Neighbour reflects a second “Cold, no?” towards me.
          I stupidly decide to educate her about the temperatures in the Himalayas, Kashmir, the North-East, even neighbouring Belgaum.        
Blank stare.
          I tell her about snow. She has her aha moment. Her cousin from Canada had come via New York once, bought her a transparent globe with a ‘Statue of Liberty’ inside it, floating in clear fluid. When shaken, a white substance floated to the statue’s head, and slowly floated to its feet. “Snow,” proclaims this true-blue Goan. “I have it in my show-case.”
          I tell her about the extreme conditions our soldiers live in, in Siachen.
She tells me her arthritis improves with a ‘khare udak’  dip in the Baga waters in late February. “Our ‘bhangrachey’ soil and the cold-cold waters of the sea at this time of the year make miracles, haan.”
          I don’t give up: “The Himalaya is so cold that the soft snow on the ground hardens into ice.”
I know, her eyes tell me; she says: “Ice? Lots in my freezer. We don’t use it because of sore-throat-problem.” Then adds: “But you won’t fall sick, this early morning oxygen is good for health.” Her yoga teacher said so.
I try again: “There are places colder than Goa.” (What is wrong with me?) She quickly gets and triumphantly waves a newspaper at me. A headline says something about ‘coldest night’ hereabouts. I shut up.
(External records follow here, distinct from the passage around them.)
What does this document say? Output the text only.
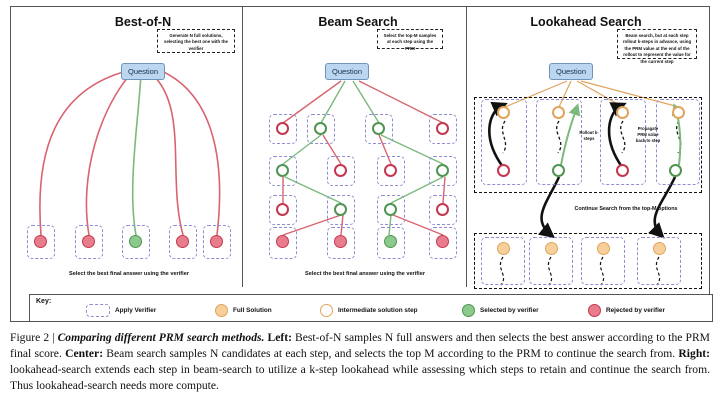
Best-of-N
Generate N full solutions, selecting the best one with the verifier
Question
Select the best final answer using the verifier
Beam Search
Select the top-M samples at each step using the PRM
Question
Select the best final answer using the verifier
Lookahead Search
Beam search, but at each step rollout k-steps in advance, using the PRM value at the end of the rollout to represent the value for the current step
Question
Rollout k-steps
Propagate PRM value back to step
Continue Search from the top-M options
Key:
Apply Verifier	Full Solution	Intermediate solution step	Selected by verifier	Rejected by verifier
Figure 2 | Comparing different PRM search methods. Left: Best-of-N samples N full answers and then selects the best answer according to the PRM final score. Center: Beam search samples N candidates at each step, and selects the top M according to the PRM to continue the search from. Right: lookahead-search extends each step in beam-search to utilize a k-step lookahead while assessing which steps to retain and continue the search from. Thus lookahead-search needs more compute.
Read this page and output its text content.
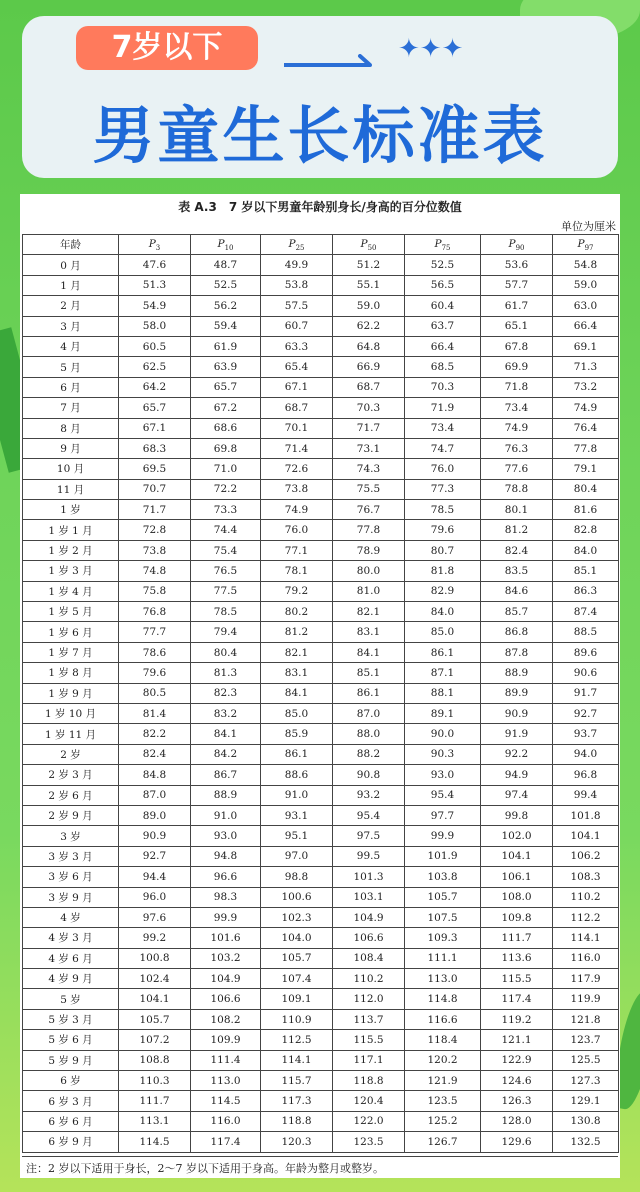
7岁以下	✦✦✦
男童生长标准表
表 A.3　7 岁以下男童年龄别身长/身高的百分位数值
单位为厘米
年龄	$P_3$	$P_{10}$	$P_{25}$	$P_{50}$	$P_{75}$	$P_{90}$	$P_{97}$
0 月	47.6	48.7	49.9	51.2	52.5	53.6	54.8
1 月	51.3	52.5	53.8	55.1	56.5	57.7	59.0
2 月	54.9	56.2	57.5	59.0	60.4	61.7	63.0
3 月	58.0	59.4	60.7	62.2	63.7	65.1	66.4
4 月	60.5	61.9	63.3	64.8	66.4	67.8	69.1
5 月	62.5	63.9	65.4	66.9	68.5	69.9	71.3
6 月	64.2	65.7	67.1	68.7	70.3	71.8	73.2
7 月	65.7	67.2	68.7	70.3	71.9	73.4	74.9
8 月	67.1	68.6	70.1	71.7	73.4	74.9	76.4
9 月	68.3	69.8	71.4	73.1	74.7	76.3	77.8
10 月	69.5	71.0	72.6	74.3	76.0	77.6	79.1
11 月	70.7	72.2	73.8	75.5	77.3	78.8	80.4
1 岁	71.7	73.3	74.9	76.7	78.5	80.1	81.6
1 岁 1 月	72.8	74.4	76.0	77.8	79.6	81.2	82.8
1 岁 2 月	73.8	75.4	77.1	78.9	80.7	82.4	84.0
1 岁 3 月	74.8	76.5	78.1	80.0	81.8	83.5	85.1
1 岁 4 月	75.8	77.5	79.2	81.0	82.9	84.6	86.3
1 岁 5 月	76.8	78.5	80.2	82.1	84.0	85.7	87.4
1 岁 6 月	77.7	79.4	81.2	83.1	85.0	86.8	88.5
1 岁 7 月	78.6	80.4	82.1	84.1	86.1	87.8	89.6
1 岁 8 月	79.6	81.3	83.1	85.1	87.1	88.9	90.6
1 岁 9 月	80.5	82.3	84.1	86.1	88.1	89.9	91.7
1 岁 10 月	81.4	83.2	85.0	87.0	89.1	90.9	92.7
1 岁 11 月	82.2	84.1	85.9	88.0	90.0	91.9	93.7
2 岁	82.4	84.2	86.1	88.2	90.3	92.2	94.0
2 岁 3 月	84.8	86.7	88.6	90.8	93.0	94.9	96.8
2 岁 6 月	87.0	88.9	91.0	93.2	95.4	97.4	99.4
2 岁 9 月	89.0	91.0	93.1	95.4	97.7	99.8	101.8
3 岁	90.9	93.0	95.1	97.5	99.9	102.0	104.1
3 岁 3 月	92.7	94.8	97.0	99.5	101.9	104.1	106.2
3 岁 6 月	94.4	96.6	98.8	101.3	103.8	106.1	108.3
3 岁 9 月	96.0	98.3	100.6	103.1	105.7	108.0	110.2
4 岁	97.6	99.9	102.3	104.9	107.5	109.8	112.2
4 岁 3 月	99.2	101.6	104.0	106.6	109.3	111.7	114.1
4 岁 6 月	100.8	103.2	105.7	108.4	111.1	113.6	116.0
4 岁 9 月	102.4	104.9	107.4	110.2	113.0	115.5	117.9
5 岁	104.1	106.6	109.1	112.0	114.8	117.4	119.9
5 岁 3 月	105.7	108.2	110.9	113.7	116.6	119.2	121.8
5 岁 6 月	107.2	109.9	112.5	115.5	118.4	121.1	123.7
5 岁 9 月	108.8	111.4	114.1	117.1	120.2	122.9	125.5
6 岁	110.3	113.0	115.7	118.8	121.9	124.6	127.3
6 岁 3 月	111.7	114.5	117.3	120.4	123.5	126.3	129.1
6 岁 6 月	113.1	116.0	118.8	122.0	125.2	128.0	130.8
6 岁 9 月	114.5	117.4	120.3	123.5	126.7	129.6	132.5
注：2 岁以下适用于身长，2～7 岁以下适用于身高。年龄为整月或整岁。
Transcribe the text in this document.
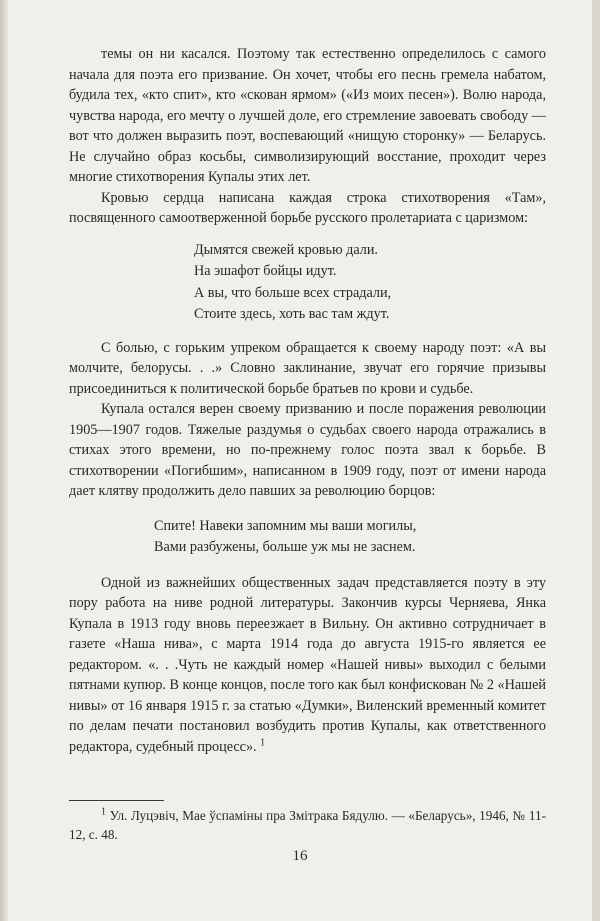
темы он ни касался. Поэтому так естественно определилось с самого начала для поэта его призвание. Он хочет, чтобы его песнь гремела набатом, будила тех, «кто спит», кто «скован ярмом» («Из моих песен»). Волю народа, чувства народа, его мечту о лучшей доле, его стремление завоевать свободу — вот что должен выразить поэт, воспевающий «нищую сторонку» — Беларусь. Не случайно образ косьбы, символизирующий восстание, проходит через многие стихотворения Купалы этих лет.

Кровью сердца написана каждая строка стихотворения «Там», посвященного самоотверженной борьбе русского пролетариата с царизмом:

Дымятся свежей кровью дали.
На эшафот бойцы идут.
А вы, что больше всех страдали,
Стоите здесь, хоть вас там ждут.

С болью, с горьким упреком обращается к своему народу поэт: «А вы молчите, белорусы. . .» Словно заклинание, звучат его горячие призывы присоединиться к политической борьбе братьев по крови и судьбе.

Купала остался верен своему призванию и после поражения революции 1905—1907 годов. Тяжелые раздумья о судьбах своего народа отражались в стихах этого времени, но по-прежнему голос поэта звал к борьбе. В стихотворении «Погибшим», написанном в 1909 году, поэт от имени народа дает клятву продолжить дело павших за революцию борцов:

Спите! Навеки запомним мы ваши могилы,
Вами разбужены, больше уж мы не заснем.

Одной из важнейших общественных задач представляется поэту в эту пору работа на ниве родной литературы. Закончив курсы Черняева, Янка Купала в 1913 году вновь переезжает в Вильну. Он активно сотрудничает в газете «Наша нива», с марта 1914 года до августа 1915-го является ее редактором. «. . .Чуть не каждый номер «Нашей нивы» выходил с белыми пятнами купюр. В конце концов, после того как был конфискован № 2 «Нашей нивы» от 16 января 1915 г. за статью «Думки», Виленский временный комитет по делам печати постановил возбудить против Купалы, как ответственного редактора, судебный процесс». $^1$

$^1$ Ул. Луцэвiч, Мае ўспамiны пра Змiтрака Бядулю. — «Беларусь», 1946, № 11-12, с. 48.
16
          I recall bygone debates about non-use of geysers in bathrooms and wearing (artificial) leather jackets on motorcycles so that you didn’t get the sniffles, joint pain, headaches, fever, the runs, etc. Another trick: Hot milk with sugar and haldi consumed first thing in the morning, last thing at night. I guess the nausea it gives rise to makes you forget all discomfort below 3 degrees Celsius.
          I shut the windows at bed-time and wrap myself at bedtime. I remember I own a pair of woollen, ankle-length and leather-soled ‘Santa-shoes’, with white bobs at the ends of the laces. I wear them. My south-west-coast blood is warm. Any temperature in the teens reminds me ‘it’s winter’.
          Whichever part of the world you belong to: the cold northern hemisphere or the sunny southern one, Happy 2015 everybody. Belated doesn’t matter, does it?